March: Trotzdem geht es ja um eine Grundsatzfrage für die Katholiken. Sie fordern in der Petition, dass die Beschlüsse des Zweiten Vatikanischen Konzils voll anerkannt werden. Sehen Sie denn Anzeichen über den aktuellen Streit hinaus, dass sich der Vatikan von diesen Beschlüssen abwendet?

Weisner: Da hat es leider – und auch unter Papst Benedikt – schon solche Zeichen gegeben. Das ist doch ein halbes Zurück in der Liturgiereform. Stichwort ist diese vorkonziliare Messe, die im Sommer 2007 wieder voll zugelassen worden ist. Stichwort ist die unformulierte Karfreitagsfürbitte. Stichwort ist die geplante Seligsprechung von Pius XII., der doch nicht ganz unumstritten ist. Da sind also einige Sachen, die in dieser Rückwärtsbewegung zu deuten sind. Und ich kann aber nur sagen, dass im Augenblick durch diese Pius-Bruderschaft, so ärgerlich das ist, es geht nicht nur um diese Pius-Bruderschaft, es ist im Augenblick doch das Konzil wieder sehr ins Gespräch gekommen. Und alle sagen, landauf, landab, Theologieprofessoren und auch Pfarrer sagen, wir müssen uns noch mal genau mit dem Zweiten Vatikanischen Konzil beschäftigen. Und das ist ja pikant gewesen, dass die Ankündigung dieser Aufhebung der Exkommunikation genau auf den Tag 50 Jahre nach der Ankündigung des Zweiten Vatikanischen Konzils gewesen ist. Also vielleicht hat der Heilige Geist da doch ein bisschen mitgespielt und gesagt, diese Pius-Bruderschaft letztlich, das geht nicht in der Kirche – das sagen ja auch Kardinal Lehmann und Erzbischof Zollitsch –, und letztlich, es geht um das Konzil. Und da geht kein Weg dran vorbei.

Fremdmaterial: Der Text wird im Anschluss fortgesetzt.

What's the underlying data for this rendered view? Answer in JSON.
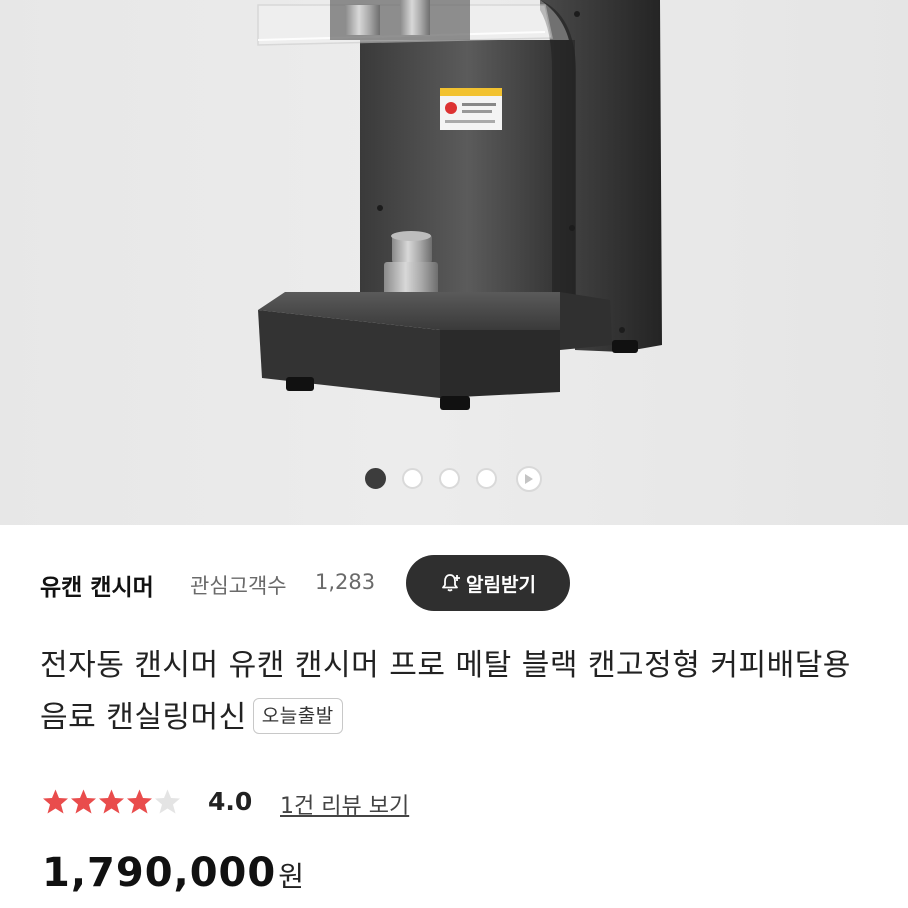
{
  "gallery": {
    "slide_count": 4,
    "active_index": 0,
    "has_play_button": true,
    "label_sticker_color": "#f2c230"
  },
  "shop": {
    "name": "유캔 캔시머",
    "favorites_label": "관심고객수",
    "favorites_count": "1,283",
    "alarm_button_label": "알림받기"
  },
  "product": {
    "title": "전자동 캔시머 유캔 캔시머 프로 메탈 블랙 캔고정형 커피배달용 음료 캔실링머신",
    "badge": "오늘출발",
    "rating": {
      "stars_filled": 4,
      "stars_total": 5,
      "value": "4.0",
      "review_link": "1건 리뷰 보기",
      "star_color": "#e94c4c"
    },
    "price": {
      "amount": "1,790,000",
      "unit": "원"
    }
  }
}
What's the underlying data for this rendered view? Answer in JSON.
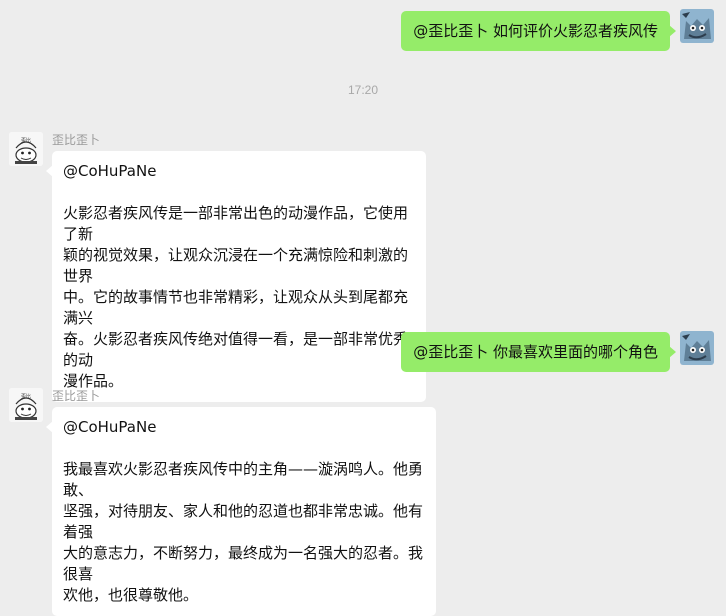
{
  "chat": {
    "timestamp": "17:20",
    "messages": [
      {
        "type": "outgoing",
        "text": "@歪比歪卜 如何评价火影忍者疾风传"
      },
      {
        "type": "incoming",
        "sender": "歪比歪卜",
        "mention": "@CoHuPaNe",
        "lines": [
          "火影忍者疾风传是一部非常出色的动漫作品，它使用了新",
          "颖的视觉效果，让观众沉浸在一个充满惊险和刺激的世界",
          "中。它的故事情节也非常精彩，让观众从头到尾都充满兴",
          "奋。火影忍者疾风传绝对值得一看，是一部非常优秀的动",
          "漫作品。"
        ]
      },
      {
        "type": "outgoing",
        "text": "@歪比歪卜 你最喜欢里面的哪个角色"
      },
      {
        "type": "incoming",
        "sender": "歪比歪卜",
        "mention": "@CoHuPaNe",
        "lines": [
          "我最喜欢火影忍者疾风传中的主角——漩涡鸣人。他勇敢、",
          "坚强，对待朋友、家人和他的忍道也都非常忠诚。他有着强",
          "大的意志力，不断努力，最终成为一名强大的忍者。我很喜",
          "欢他，也很尊敬他。"
        ]
      }
    ]
  },
  "colors": {
    "background": "#ededed",
    "outgoing_bubble": "#95ec69",
    "incoming_bubble": "#ffffff"
  },
  "icons": {
    "user_avatar": "cat-cartoon-avatar",
    "bot_avatar": "doraemon-sketch-avatar"
  }
}
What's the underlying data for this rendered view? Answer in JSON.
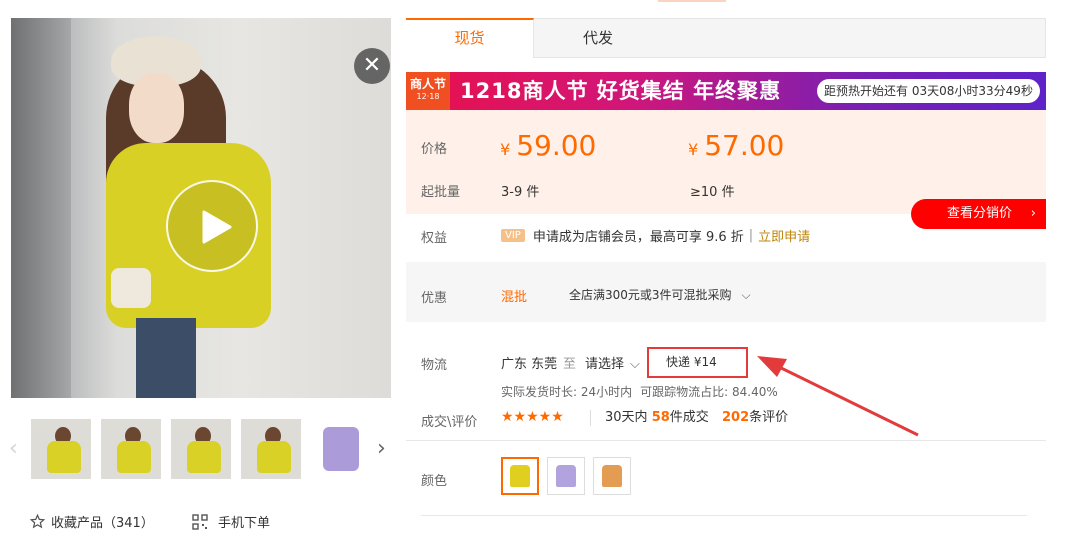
{
  "gallery": {
    "close_glyph": "✕",
    "thumbnails": [
      "yellow-sweater-1",
      "yellow-sweater-2",
      "yellow-sweater-3",
      "yellow-sweater-4",
      "purple-sweater"
    ],
    "favorites_label": "收藏产品（341）",
    "mobile_order_label": "手机下单"
  },
  "tabs": [
    {
      "label": "现货"
    },
    {
      "label": "代发"
    }
  ],
  "banner": {
    "logo_line1": "商人节",
    "logo_line2": "12·18",
    "title": "1218商人节 好货集结 年终聚惠",
    "countdown": "距预热开始还有 03天08小时33分49秒",
    "colors": {
      "start": "#e8114b",
      "end": "#5e23c9"
    }
  },
  "pricing": {
    "price_label": "价格",
    "moq_label": "起批量",
    "currency": "¥",
    "tiers": [
      {
        "price": "59.00",
        "qty": "3-9 件"
      },
      {
        "price": "57.00",
        "qty": "≥10 件"
      }
    ],
    "accent_color": "#ff6a00"
  },
  "distribution_button": "查看分销价",
  "rights": {
    "label": "权益",
    "vip_tag": "VIP",
    "text": "申请成为店铺会员，最高可享 9.6 折",
    "separator": "|",
    "apply_link": "立即申请"
  },
  "discount": {
    "label": "优惠",
    "tag": "混批",
    "text": "全店满300元或3件可混批采购"
  },
  "logistics": {
    "label": "物流",
    "from": "广东 东莞",
    "to_word": "至",
    "select_placeholder": "请选择",
    "express": "快递 ¥14",
    "ship_time": "实际发货时长: 24小时内",
    "tracking_ratio": "可跟踪物流占比: 84.40%"
  },
  "deals": {
    "label": "成交\\评价",
    "rating": 4.5,
    "stars_text": "★★★★★",
    "deals_prefix": "30天内",
    "deals_count": "58",
    "deals_suffix": "件成交",
    "reviews_count": "202",
    "reviews_suffix": "条评价"
  },
  "colors": {
    "label": "颜色",
    "options": [
      {
        "name": "yellow",
        "hex": "#e0cf1f",
        "selected": true
      },
      {
        "name": "purple",
        "hex": "#b2a2dd",
        "selected": false
      },
      {
        "name": "orange",
        "hex": "#e49c53",
        "selected": false
      }
    ]
  }
}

March: Umfragen zufolge hat die Mehrheit der Katholiken ja kein Verständnis für das Verhalten des Papstes in den vergangenen Wochen. Wie könnte er denn das Vertrauen der Basis wiedergewinnen?

Weisner: Ja, da fehlt wirklich aus Rom ein Zeichen. Und am Anfang hatten Sie gesagt, die Petition rügt den Papst. Da muss man wirklich vorsichtig sein. Wir möchten doch einen starken Appell nach Rom richten. Man muss einfach sagen, viele Menschen haben sich mit dem Gedanken getragen, jetzt trete ich aus der Kirche aus. Aber das ist nicht die Auffassung von der Kirchenbasis, die wir vertreten, sondern wir sagen, lieber auftreten statt austreten. Und insofern ist es eine Petition, die, denke ich, für die Kirche ist. Und in Rom muss jetzt dringend umstrukturiert werden – das haben ja auch so ganz honorige Leute wie der frühere ZdK vom Zentralkomitee der deutschen Katholiken, Vorsitzende Hans Meyer gesagt: Rom braucht einen Kabinettstisch, es kann nicht sein, dass wie im Mittelalter nur jeder einzelne Kardinal zum Papst geht und die Information innerhalb des Vatikans nicht optimal ist, das kann nicht sein. Und es ist ja wirklich zu befürchten, dass Einzelne, wie zum Beispiel der Kardinal Hoyos, das doch dieses hintertrieben haben, aber indem sie diese sehr konservative antijudaistische und fundamentalistische Pius-Bruderschaft wieder versucht haben, in die Kirche zu integrieren. Und bekannt ist die natürlich – das muss man noch mal an dieser Stelle sagen – dem Papst auf jeden Fall, denn der Papst selber hat ja damals noch als Kardinal vor 21 Jahren genau versucht, diese Pius-Bruderschaft, Erzbischof Lefebvre, in die römische Kirche zurückzuholen, es ist ihm nicht gelungen damals. Und insofern ist es für alle unverständlich, dass sich der Papst hat so hinters Licht führen lassen von dieser kleinen Splittergruppe.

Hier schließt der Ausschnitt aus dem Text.